Kate Oakley (white), 24, who works as a buyer in Johannesburg said: "The World Cup has united South Africa because normally we think that white people don't come to see soccer -- but today it was everyone together.

"Rugby is normally white and soccer black, but a couple of weeks a go an Afrikaans rugby team from Pretoria played at the [Orlando] Pirates Stadium [in Soweto]-- and they had their vuvuzelas! It has been amazing some of the things that have happened."

Rob Matthews, a 59-year-old white office worker added: "This was my first football game in South Africa. We came by train, which is traditionally transport for the black community but it was superb, we had an absolute ball and I would come again definitely.

"I think the community will mingle after the World Cup a bit more after this. I think that is far more important than economic benefit. A debt can be paid off but a community spirit is priceless."

Forty-one-year-old attorney, Chandesh Britlaw (Indian) added: "Nights like tonight help to bring us together, from a people aspect the World Cup has been a big plus. I'm an Indian, but I'm a South African first."

Nboniseni Mathivha (black), a 35-year-old senior manager at Gauteng department of finance was already a regular spectator at domestic league games prior to the World Cup. He too welcomed a soccer crowd that better reflected South Africa's diverse population.

"The crowd [for the first game] had far more whites and Indians, it was very multiracial unlike the normal crowd which is mostly black. Most non-black football fans in South Africa worry about the security."

For Mathivha, the key to maintaining the momentum created in the build up to the World Cup is for football, as a sport, to be more proactive in its promotion; an action that could have benefits for the society more widely.

The crowd [for the first game] had far more whites and Indians, it was very multiracial unlike the normal black crowd.
--Nboniseni Mathivha (black), a 35-year-old senior manager at Gauteng department of finance

"We have to sell soccer in all communities, we need the white fans to go back and promote football in the white schools so that we can have more white players coming through to play.

"We have to progress -- I saw apartheid -- but my generation will fade away the new generations will come the stadiums together in the future," he told CNN.

Ever since the "Rainbow Nation" was announced as the hosts of FIFA's showpiece in 2004, skeptics argued that areas in desperate need of investment and their resources were forsaken for the tournament.

New stadiums were built at vast expense for a nation where over 40 percent of the population lives on two dollars a day. For many the key to creating a legacy will be how the good start to the World Cup is built on.

"I think it's unrealistic to expect more than a feel-good factor. Once the World Cup is done and when the "white-elephant" stadiums are left I don't think you can expect sport to unite the people on a permanent basis," Allie told CNN.

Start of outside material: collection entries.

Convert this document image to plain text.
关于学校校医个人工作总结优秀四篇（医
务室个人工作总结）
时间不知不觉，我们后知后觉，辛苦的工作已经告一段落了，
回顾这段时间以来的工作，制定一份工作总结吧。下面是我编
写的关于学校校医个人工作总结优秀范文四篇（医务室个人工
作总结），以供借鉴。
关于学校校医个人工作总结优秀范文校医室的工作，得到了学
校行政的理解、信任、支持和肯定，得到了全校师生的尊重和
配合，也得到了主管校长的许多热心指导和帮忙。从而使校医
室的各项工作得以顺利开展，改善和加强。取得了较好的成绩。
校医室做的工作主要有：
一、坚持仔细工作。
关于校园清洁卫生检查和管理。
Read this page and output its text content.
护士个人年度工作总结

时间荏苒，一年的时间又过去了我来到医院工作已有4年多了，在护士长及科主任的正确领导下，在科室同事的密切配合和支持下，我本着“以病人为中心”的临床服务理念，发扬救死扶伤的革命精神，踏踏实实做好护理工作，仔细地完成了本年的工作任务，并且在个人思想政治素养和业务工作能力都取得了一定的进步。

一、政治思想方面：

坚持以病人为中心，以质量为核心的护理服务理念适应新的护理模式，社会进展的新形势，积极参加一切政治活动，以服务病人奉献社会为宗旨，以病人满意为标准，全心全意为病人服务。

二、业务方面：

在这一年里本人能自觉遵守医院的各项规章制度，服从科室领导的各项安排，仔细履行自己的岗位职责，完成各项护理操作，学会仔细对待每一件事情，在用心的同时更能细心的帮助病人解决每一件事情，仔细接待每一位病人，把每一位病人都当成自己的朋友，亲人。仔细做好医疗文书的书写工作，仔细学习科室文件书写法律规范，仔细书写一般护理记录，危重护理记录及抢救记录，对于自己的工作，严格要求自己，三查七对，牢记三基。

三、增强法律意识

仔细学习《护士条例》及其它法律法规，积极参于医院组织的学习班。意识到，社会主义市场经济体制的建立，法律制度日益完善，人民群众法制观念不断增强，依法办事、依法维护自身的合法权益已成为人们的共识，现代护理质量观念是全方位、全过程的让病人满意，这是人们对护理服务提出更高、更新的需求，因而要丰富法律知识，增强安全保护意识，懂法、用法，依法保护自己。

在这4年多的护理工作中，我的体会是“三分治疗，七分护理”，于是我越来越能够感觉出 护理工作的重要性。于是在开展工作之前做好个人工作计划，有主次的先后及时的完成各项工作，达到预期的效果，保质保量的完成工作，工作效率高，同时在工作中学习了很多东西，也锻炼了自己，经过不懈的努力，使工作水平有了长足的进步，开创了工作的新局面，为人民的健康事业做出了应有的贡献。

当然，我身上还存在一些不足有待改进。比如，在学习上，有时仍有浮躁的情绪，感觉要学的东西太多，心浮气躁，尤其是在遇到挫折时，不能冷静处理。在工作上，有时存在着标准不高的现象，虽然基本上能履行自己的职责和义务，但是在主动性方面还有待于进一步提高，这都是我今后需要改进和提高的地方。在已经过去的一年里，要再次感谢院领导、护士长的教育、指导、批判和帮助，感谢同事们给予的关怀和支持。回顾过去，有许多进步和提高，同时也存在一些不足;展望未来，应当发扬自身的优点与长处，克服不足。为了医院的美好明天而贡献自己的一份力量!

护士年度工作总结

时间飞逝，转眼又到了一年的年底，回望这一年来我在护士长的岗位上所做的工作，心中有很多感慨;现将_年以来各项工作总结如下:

"You're still going to have people dissatisfied about living in poor conditions, the massive disparity between bosses and workers, and racial divides."

Haffajee added: "Our national statistics show that black ownership of key levers of the economy and presence in management layers still has a long way to go. The income gap has still two generations to work on becoming closer.

"[However] the value of events that can bring the nation together, it is hard to put a price on that. It's the first time we've felt this kind of nationhood since 1994.

"But I would caution against building miracle moments because -- when you look at how feudal some parts of South Africa still is, when there is another murder of a farmer, or a farmer kills his workers -- it is easy for this to turn to a failure.

"Better to look at the small things, where people are reaching out to be friends, to fall in love and to marry -- this is the key progress. The hard work starts in July when the tournament packs up."